Outsider in the White House
- First edition (1997)
- Authors: Huck Gutman, Bernie Sanders, John Nichols
- Original title: Outsider in the House
- Language: English
- Subject: Bernie Sanders, Politics of the United States
- Genre: non-fiction
- Publisher: Verso Books
- Publication date: 1997; 2015
- Publication place: United States of America
- Pages: 346
- ISBN: 978-1-78478-418-8 (Paperback)
- OCLC: 918986570
- Preceded by: Outsider in the House
- Followed by: The Speech: A Historic Filibuster on Corporate Greed and the Decline of Our Middle Class

= Outsider in the White House =

Book by Bernie Sanders

Outsider in the White House is a 2015 political memoir co-authored by Huck Gutman and presidential candidate Bernie Sanders, with an afterword by journalist John Nichols. It was first published as Outsider in the House in 1997.

==Content==
A review in the British magazine Prospect finds Outsider surprisingly au courant for a reprint of a 20-year-old book, asserting that once readers get past the focus on Newt Gingrich era politics, the issues Sanders was addressing in the 90s: the negative impact of free trade on American wages, income inequality, falling working class wages, military overspending, poverty, and the negative impact of big corporation, feel contemporary. In fact, to the British reviewer, Bernie Sanders sounds just like Jeremy Corbyn, unsurprising given that both men are lifelong democratic socialists.

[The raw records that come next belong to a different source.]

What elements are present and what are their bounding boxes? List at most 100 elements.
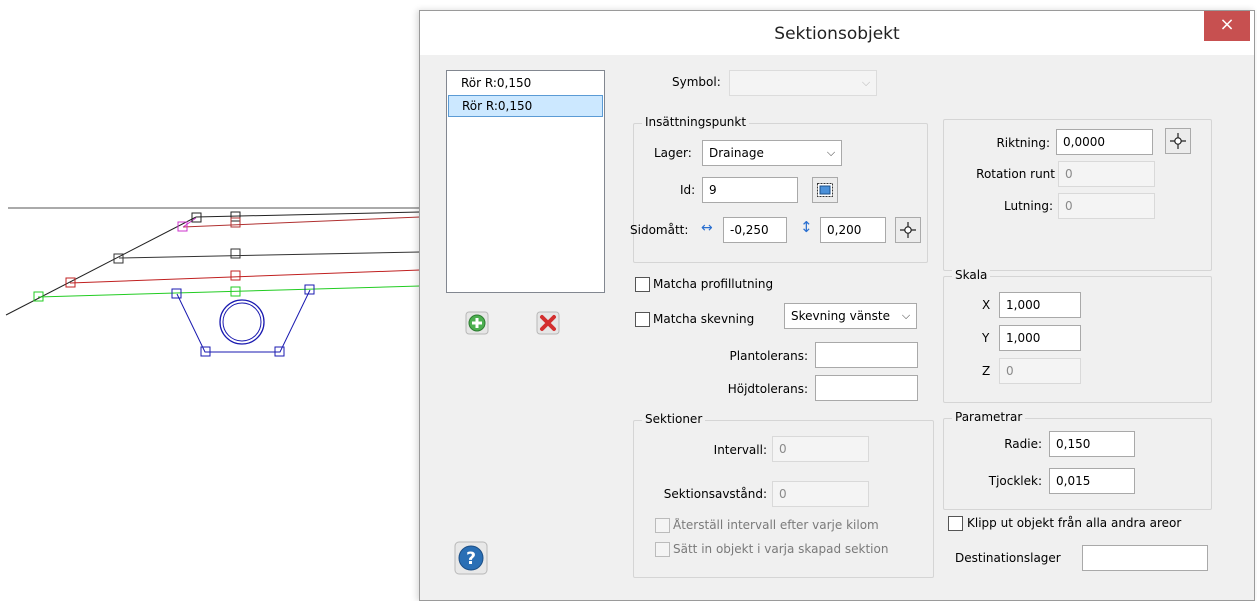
crosshair-icon bbox=[1170, 133, 1186, 149]
add-button[interactable] bbox=[465, 311, 489, 335]
skala-y-label: Y bbox=[982, 331, 990, 345]
skala-y-value: 1,000 bbox=[1006, 331, 1041, 345]
cad-pipe-inner bbox=[222, 302, 262, 342]
crosshair-icon bbox=[900, 222, 916, 238]
sidomatt-vertical-value: 0,200 bbox=[827, 223, 862, 237]
cad-pipe-outer bbox=[219, 299, 265, 345]
rotation-field[interactable]: 0 bbox=[1058, 161, 1155, 187]
id-field[interactable]: 9 bbox=[702, 177, 798, 203]
symbol-label: Symbol: bbox=[672, 75, 721, 89]
klipp-ut-checkbox[interactable] bbox=[948, 516, 963, 531]
chevron-down-icon: ⌵ bbox=[856, 71, 876, 95]
klipp-ut-label: Klipp ut objekt från alla andra areor bbox=[967, 516, 1182, 530]
help-button[interactable]: ? bbox=[454, 541, 488, 575]
parametrar-title: Parametrar bbox=[952, 410, 1026, 424]
tjocklek-value: 0,015 bbox=[1056, 474, 1091, 488]
delete-button[interactable] bbox=[536, 311, 560, 335]
plantolerans-field[interactable] bbox=[815, 342, 918, 368]
svg-text:?: ? bbox=[466, 549, 476, 569]
skala-x-value: 1,000 bbox=[1006, 298, 1041, 312]
sidomatt-label: Sidomått: bbox=[630, 223, 689, 237]
cad-red-top-line bbox=[182, 216, 420, 228]
satt-in-objekt-checkbox[interactable] bbox=[655, 542, 670, 557]
matcha-skevning-label: Matcha skevning bbox=[653, 312, 755, 326]
sidomatt-horizontal-value: -0,250 bbox=[730, 223, 769, 237]
horizontal-arrow-icon: ↔ bbox=[701, 220, 713, 236]
select-object-icon bbox=[817, 183, 833, 197]
chevron-down-icon: ⌵ bbox=[896, 304, 916, 328]
add-icon bbox=[465, 311, 489, 335]
symbol-dropdown[interactable]: ⌵ bbox=[729, 70, 877, 96]
id-value: 9 bbox=[709, 183, 717, 197]
hojdtolerans-label: Höjdtolerans: bbox=[727, 382, 808, 396]
close-icon: × bbox=[1219, 14, 1235, 35]
help-icon: ? bbox=[454, 541, 488, 575]
hojdtolerans-field[interactable] bbox=[815, 375, 918, 401]
riktning-field[interactable]: 0,0000 bbox=[1056, 129, 1153, 155]
vertical-arrow-icon: ↕ bbox=[800, 218, 813, 236]
list-item-label: Rör R:0,150 bbox=[461, 76, 532, 90]
riktning-value: 0,0000 bbox=[1063, 135, 1105, 149]
lager-dropdown[interactable]: Drainage ⌵ bbox=[702, 140, 842, 166]
lager-label: Lager: bbox=[654, 146, 692, 160]
matcha-profillutning-checkbox[interactable] bbox=[635, 277, 650, 292]
dialog-titlebar[interactable]: Sektionsobjekt bbox=[420, 11, 1254, 55]
skala-z-field[interactable]: 0 bbox=[999, 358, 1081, 384]
list-item[interactable]: Rör R:0,150 bbox=[448, 72, 603, 94]
radie-label: Radie: bbox=[1004, 437, 1042, 451]
id-label: Id: bbox=[680, 183, 696, 197]
rotation-label: Rotation runt bbox=[976, 167, 1055, 181]
select-object-button[interactable] bbox=[812, 177, 838, 203]
cad-drawing-canvas[interactable] bbox=[0, 0, 420, 601]
intervall-value: 0 bbox=[779, 442, 787, 456]
pick-position-button[interactable] bbox=[895, 217, 921, 243]
aterstall-intervall-checkbox[interactable] bbox=[655, 518, 670, 533]
lutning-value: 0 bbox=[1065, 199, 1073, 213]
riktning-label: Riktning: bbox=[996, 136, 1050, 150]
sidomatt-vertical-field[interactable]: 0,200 bbox=[820, 217, 886, 243]
skala-z-value: 0 bbox=[1006, 364, 1014, 378]
sektioner-title: Sektioner bbox=[642, 412, 706, 426]
insattningspunkt-title: Insättningspunkt bbox=[642, 115, 750, 129]
aterstall-intervall-label: Återställ intervall efter varje kilom bbox=[673, 518, 879, 532]
skevning-dropdown[interactable]: Skevning vänste ⌵ bbox=[784, 303, 917, 329]
lutning-label: Lutning: bbox=[1004, 199, 1053, 213]
satt-in-objekt-label: Sätt in objekt i varja skapad sektion bbox=[673, 542, 889, 556]
plantolerans-label: Plantolerans: bbox=[729, 349, 808, 363]
cad-red-line bbox=[69, 269, 420, 284]
skala-y-field[interactable]: 1,000 bbox=[999, 325, 1081, 351]
dialog-title: Sektionsobjekt bbox=[774, 24, 900, 44]
sektionsavstand-label: Sektionsavstånd: bbox=[663, 487, 767, 501]
sektionsobjekt-dialog: Sektionsobjekt × Rör R:0,150 Rör R:0,150 bbox=[419, 10, 1255, 601]
close-button[interactable]: × bbox=[1204, 11, 1250, 41]
matcha-profillutning-label: Matcha profillutning bbox=[653, 277, 774, 291]
matcha-skevning-checkbox[interactable] bbox=[635, 312, 650, 327]
skala-x-field[interactable]: 1,000 bbox=[999, 292, 1081, 318]
skala-z-label: Z bbox=[982, 364, 991, 378]
list-item-label: Rör R:0,150 bbox=[462, 99, 533, 113]
radie-field[interactable]: 0,150 bbox=[1049, 431, 1135, 457]
lutning-field[interactable]: 0 bbox=[1058, 193, 1155, 219]
object-list[interactable]: Rör R:0,150 Rör R:0,150 bbox=[446, 70, 605, 293]
list-item-selected[interactable]: Rör R:0,150 bbox=[448, 95, 603, 117]
tjocklek-field[interactable]: 0,015 bbox=[1049, 468, 1135, 494]
sidomatt-horizontal-field[interactable]: -0,250 bbox=[723, 217, 787, 243]
cad-trench-outline bbox=[176, 289, 311, 353]
sektionsavstand-value: 0 bbox=[779, 487, 787, 501]
radie-value: 0,150 bbox=[1056, 437, 1091, 451]
skala-x-label: X bbox=[982, 298, 991, 312]
skevning-value: Skevning vänste bbox=[791, 309, 890, 323]
intervall-label: Intervall: bbox=[713, 443, 767, 457]
intervall-field[interactable]: 0 bbox=[772, 436, 869, 462]
delete-icon bbox=[536, 311, 560, 335]
rotation-value: 0 bbox=[1065, 167, 1073, 181]
chevron-down-icon: ⌵ bbox=[821, 141, 841, 165]
pick-direction-button[interactable] bbox=[1165, 128, 1191, 154]
cad-node-markers bbox=[33, 211, 315, 357]
cad-green-line bbox=[37, 285, 420, 298]
tjocklek-label: Tjocklek: bbox=[988, 474, 1042, 488]
destinationslager-label: Destinationslager bbox=[955, 551, 1061, 565]
skala-title: Skala bbox=[952, 268, 991, 282]
sektionsavstand-field[interactable]: 0 bbox=[772, 481, 869, 507]
destinationslager-field[interactable] bbox=[1082, 545, 1208, 571]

The book talks about Sanders's support for the Second Amendment to the United States Constitution, which gives United States citizens the right to bear arms.

Additionally, the book talks about the Republican Revolution spearheaded by Newt Gingrich. Sanders adds that the Republican Revolution works hand in hand with the Christian Coalition, whose main focus is on "immigrant and gay bashing". The 2015 reedition argues that the Republican Revolution remains relevant because "for Sanders, the only thing that’s changed over the past 20 years is that the bad guys have got worse".

=="N-word" controversy==
In 2019, a passage from the 1997 book sparked controversy after The Daily Caller surfaced the passage of Sanders mentioning the n-word to critique racism. In addition, it has been reported that Sanders also mentioned the n-word in his 2015 version as well. The Sanders campaign later defended Sanders following the controversy.